The OLAF investigators are additionally apparently occupied with suspicions of office harassment at Frontex. They hope to search out out if Leggeri or his head of cupboard have yelled at or in any other case harassed company workers. They’re additionally investigating whether or not workers members have been ordered to withhold info from Elementary Rights Officer Arnáez and her successor – and if that’s the case, by whom.
OLAF emphasizes that the presumption of innocence nonetheless applies, regardless of the inquiry, explaining that the existence of the investigation gives no proof that something untoward occurred. However there are apparently severe indications of non-public misconduct on the a part of Leggeri. The gathering of questions being requested by investigators point out vital doubts about his management fashion.

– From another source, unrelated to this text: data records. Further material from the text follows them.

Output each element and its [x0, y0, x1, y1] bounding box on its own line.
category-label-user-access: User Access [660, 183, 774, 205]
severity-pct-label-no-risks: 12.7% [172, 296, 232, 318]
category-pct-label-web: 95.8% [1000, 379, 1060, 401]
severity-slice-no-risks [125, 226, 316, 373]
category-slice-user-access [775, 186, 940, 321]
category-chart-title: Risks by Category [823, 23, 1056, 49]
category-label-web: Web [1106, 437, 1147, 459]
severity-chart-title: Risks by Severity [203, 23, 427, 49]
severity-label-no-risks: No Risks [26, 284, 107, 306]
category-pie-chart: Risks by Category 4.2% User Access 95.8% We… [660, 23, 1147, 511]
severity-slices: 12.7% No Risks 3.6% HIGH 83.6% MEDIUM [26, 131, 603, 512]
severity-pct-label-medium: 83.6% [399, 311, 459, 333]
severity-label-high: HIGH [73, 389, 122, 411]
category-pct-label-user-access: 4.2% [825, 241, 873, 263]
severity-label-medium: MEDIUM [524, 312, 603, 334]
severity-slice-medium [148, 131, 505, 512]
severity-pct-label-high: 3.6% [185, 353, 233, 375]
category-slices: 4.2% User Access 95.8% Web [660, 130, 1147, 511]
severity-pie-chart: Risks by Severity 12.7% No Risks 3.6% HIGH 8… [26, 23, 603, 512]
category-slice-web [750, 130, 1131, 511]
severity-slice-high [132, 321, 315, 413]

In Brussels, some discuss with Leggeri as “Fabrice Teflon,” with the Frontex boss having so far survived regardless of accusations of mismanagement and allegations that his company was concerned in pushbacks. Now, although, the strain has been cranked up.
European Commissioner Johansson has roughly made it clear that she not considers Leggeri to be tenable in his place. “It has been tough to maintain monitor of the missteps,” says a high-ranking Fee official. “The precedence should be on the long-term popularity of the company. However it has been onerous to reconcile latest actions with that purpose.”
It isn’t, nonetheless, as much as the European Fee to determine Leggeri’s destiny. That could be a choice that should be made by the Frontex Administration Board. The board is actually made up of representatives from these international locations which are a part of the Schengen Space, with the Fee having simply two deputies on the board. EU member states have all the time thrown their help behind Leggeri prior to now. And lots of of them are probably happy by the sometimes ruthless strategies employed by Frontex to forestall asylum-seekers from crossing into the EU, believes Giulia Laganà, a migration professional with the Open Society European Coverage Institute.
The query is whether or not the Administration Board will proceed to again Leggeri as soon as the accusations of office harassment and even potential fraud are made public. The European Parliament has already introduced its intention to conduct a four-month inquiry into the company, with the investigation’s mandate having been stored deliberately broad. Leggeri’s management fashion and the office environment at Frontex are to be included within the inquiry.
Even Leggeri’s personal workers members in Warsaw have begun questioning how lengthy their boss will proceed to cling to his put up. “OLAF is onto us, morale is down,” says one official. “I ponder why he does not simply go away.”